Bunlar, Allah’ın, nefsini ve cinsini koruması için insanaemanet ettiği doğuştan gelen ve bünyesinde hedeflerinin gerçekleştirilmesini garantiye bağlayan fıtratın en önemli faktörleridirler.



Açlık ve susuzluk, bedenin devamlı olarak ve içme ihtiyacını garanti eden bir sigortadır. soğuk sıcak ve benzeri hava değişikliklerinin verdiği çetin elem, vucudun giyecek, barınak ve benzeri ihtiyaçlarının garantisidir. Şiddetli cinsel arzu ve düşkünlük, insan neslinin yeryüzünde korunmasını sağlayan doğumun kesintisiz gerçekleştirilmesini garanti eden bir sigortadır. İnsanın mal menal sahibi olmak ve çeşitli nimetlerden geniş ölçüde faydalanmak arzusu, her çeşit zaruri ihtiyaçların bol bol karşılanmasının garantisidir. işte, hayatın bütün istek ve ihtiyaçları böylece, -mahiyetini anlamak için düşünmeye bile ihtiyaç göstermeyen bir fıtrat ve yaratılış halinde ellerinde sigortalarını taşımaktadılar.

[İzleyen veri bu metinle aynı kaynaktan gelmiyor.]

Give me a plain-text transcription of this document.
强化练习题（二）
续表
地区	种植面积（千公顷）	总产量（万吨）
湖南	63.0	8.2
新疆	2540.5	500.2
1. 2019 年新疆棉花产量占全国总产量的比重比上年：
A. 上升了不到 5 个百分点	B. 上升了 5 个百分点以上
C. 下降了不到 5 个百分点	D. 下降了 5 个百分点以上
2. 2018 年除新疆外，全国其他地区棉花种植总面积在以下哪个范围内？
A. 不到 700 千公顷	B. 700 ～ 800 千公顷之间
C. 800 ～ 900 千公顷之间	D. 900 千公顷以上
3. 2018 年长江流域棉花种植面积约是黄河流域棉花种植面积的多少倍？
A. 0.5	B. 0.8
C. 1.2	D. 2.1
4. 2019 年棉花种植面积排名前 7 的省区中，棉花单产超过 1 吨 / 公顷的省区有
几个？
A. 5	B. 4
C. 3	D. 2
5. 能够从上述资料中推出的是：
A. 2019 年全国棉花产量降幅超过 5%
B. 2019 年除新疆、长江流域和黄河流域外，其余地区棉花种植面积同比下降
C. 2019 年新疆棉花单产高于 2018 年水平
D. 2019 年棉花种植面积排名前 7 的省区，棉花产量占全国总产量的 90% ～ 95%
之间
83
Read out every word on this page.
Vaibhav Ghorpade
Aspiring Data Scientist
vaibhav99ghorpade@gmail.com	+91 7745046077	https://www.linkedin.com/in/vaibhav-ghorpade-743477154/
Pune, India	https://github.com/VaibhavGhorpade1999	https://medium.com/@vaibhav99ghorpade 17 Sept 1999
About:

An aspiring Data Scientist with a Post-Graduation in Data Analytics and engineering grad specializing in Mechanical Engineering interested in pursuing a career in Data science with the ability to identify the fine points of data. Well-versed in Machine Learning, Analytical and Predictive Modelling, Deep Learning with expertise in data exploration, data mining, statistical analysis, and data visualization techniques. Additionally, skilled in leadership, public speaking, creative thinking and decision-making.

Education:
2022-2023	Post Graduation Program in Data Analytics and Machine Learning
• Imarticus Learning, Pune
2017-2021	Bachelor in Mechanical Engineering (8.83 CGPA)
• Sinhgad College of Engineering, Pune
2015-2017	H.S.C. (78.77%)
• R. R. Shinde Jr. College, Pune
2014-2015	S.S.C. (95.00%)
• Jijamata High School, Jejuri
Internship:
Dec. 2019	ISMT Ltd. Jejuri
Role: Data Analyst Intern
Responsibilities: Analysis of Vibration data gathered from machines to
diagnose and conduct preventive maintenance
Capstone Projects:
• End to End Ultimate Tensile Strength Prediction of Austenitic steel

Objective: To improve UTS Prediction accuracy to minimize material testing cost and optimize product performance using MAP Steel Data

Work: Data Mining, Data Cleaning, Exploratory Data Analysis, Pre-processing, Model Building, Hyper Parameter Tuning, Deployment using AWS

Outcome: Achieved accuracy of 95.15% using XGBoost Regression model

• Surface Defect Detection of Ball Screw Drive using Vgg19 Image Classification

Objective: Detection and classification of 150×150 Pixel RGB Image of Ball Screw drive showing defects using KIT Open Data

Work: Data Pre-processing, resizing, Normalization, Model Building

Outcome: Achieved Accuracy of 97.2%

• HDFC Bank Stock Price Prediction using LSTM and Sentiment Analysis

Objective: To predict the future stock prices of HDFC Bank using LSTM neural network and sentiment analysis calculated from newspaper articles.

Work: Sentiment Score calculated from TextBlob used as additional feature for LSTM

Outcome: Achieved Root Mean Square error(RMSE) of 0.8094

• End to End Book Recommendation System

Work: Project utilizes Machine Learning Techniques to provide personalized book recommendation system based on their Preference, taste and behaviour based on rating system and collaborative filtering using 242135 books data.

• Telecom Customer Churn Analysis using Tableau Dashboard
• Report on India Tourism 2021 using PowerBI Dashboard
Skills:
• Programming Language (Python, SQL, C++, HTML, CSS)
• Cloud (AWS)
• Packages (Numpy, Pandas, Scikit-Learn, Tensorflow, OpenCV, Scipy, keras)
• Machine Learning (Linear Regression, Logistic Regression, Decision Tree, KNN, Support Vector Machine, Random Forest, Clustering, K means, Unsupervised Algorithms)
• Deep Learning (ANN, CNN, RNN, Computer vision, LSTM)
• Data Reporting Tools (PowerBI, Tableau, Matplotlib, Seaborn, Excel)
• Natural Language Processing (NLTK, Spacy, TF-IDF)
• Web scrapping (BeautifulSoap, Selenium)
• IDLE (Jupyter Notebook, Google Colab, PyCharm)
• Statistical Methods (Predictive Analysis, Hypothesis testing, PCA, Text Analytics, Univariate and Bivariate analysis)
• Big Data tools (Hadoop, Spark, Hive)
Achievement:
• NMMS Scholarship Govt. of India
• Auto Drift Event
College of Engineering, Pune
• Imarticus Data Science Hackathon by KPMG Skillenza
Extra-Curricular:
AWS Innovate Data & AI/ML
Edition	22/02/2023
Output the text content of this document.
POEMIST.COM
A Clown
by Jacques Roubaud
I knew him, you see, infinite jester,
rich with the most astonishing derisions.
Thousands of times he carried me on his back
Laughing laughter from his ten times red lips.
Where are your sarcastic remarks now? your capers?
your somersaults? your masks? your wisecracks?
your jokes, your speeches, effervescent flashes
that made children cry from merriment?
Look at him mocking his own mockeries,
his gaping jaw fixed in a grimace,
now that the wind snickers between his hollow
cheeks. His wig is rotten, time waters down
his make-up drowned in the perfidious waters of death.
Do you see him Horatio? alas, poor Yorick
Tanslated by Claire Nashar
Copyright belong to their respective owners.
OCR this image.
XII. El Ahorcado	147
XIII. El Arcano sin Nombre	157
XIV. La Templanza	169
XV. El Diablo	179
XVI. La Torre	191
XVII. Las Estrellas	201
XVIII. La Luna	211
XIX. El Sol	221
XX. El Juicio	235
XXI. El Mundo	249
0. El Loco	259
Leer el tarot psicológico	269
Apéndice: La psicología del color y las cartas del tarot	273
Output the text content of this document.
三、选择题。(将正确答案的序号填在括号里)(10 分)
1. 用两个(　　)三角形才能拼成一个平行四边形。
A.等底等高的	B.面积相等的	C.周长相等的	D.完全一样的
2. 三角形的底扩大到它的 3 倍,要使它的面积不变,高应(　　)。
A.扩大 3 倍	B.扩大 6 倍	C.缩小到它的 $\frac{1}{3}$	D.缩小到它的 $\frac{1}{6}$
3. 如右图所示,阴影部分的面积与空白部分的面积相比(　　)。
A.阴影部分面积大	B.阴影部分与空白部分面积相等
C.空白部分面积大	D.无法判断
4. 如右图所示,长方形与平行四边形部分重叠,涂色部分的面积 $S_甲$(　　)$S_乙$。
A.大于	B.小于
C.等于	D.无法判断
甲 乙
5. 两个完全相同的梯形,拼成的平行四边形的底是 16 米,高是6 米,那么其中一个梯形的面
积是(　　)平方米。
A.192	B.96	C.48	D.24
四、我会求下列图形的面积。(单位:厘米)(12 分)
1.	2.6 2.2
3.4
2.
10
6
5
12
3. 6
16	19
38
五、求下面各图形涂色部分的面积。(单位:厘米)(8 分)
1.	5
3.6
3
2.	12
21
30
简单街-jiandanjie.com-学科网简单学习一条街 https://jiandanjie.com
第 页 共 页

Faktör, sadece (elem) de değildir. bu, sigorta sağlantısının bir yanıdır. Öbür yanda da (zevk) bağı vardır. Her fıtri etken veya her hayati istek, aynı zamanda iki sigorta ile birden takviye edilmiştir. Arkadan iten sigorta... Öne çeken sigorta... Bu iki sigortadan biri, arzu ve ihtiyaçların yerine getirilmesinin verdiği zevktir.



Beden ve ruhun bünyesinde gizlenen elem ve sevk, hayati etkenler arasında en büyük ve en önemli yeri tutar.



Fıtri etkenlere gelince, bunlar beden ve ruhun bünyesinde gizlenmiş olan bu elem ve zek karışımının özü ve hülasasıdır.



Bunlar, elem ve zevkle çepeçevre sarılı istek ve düşkünlüklerdir. Elem bunları arkadan öne iter, zevk ise önden, ileri doğru yürümeleri için gel!. gel!. eder...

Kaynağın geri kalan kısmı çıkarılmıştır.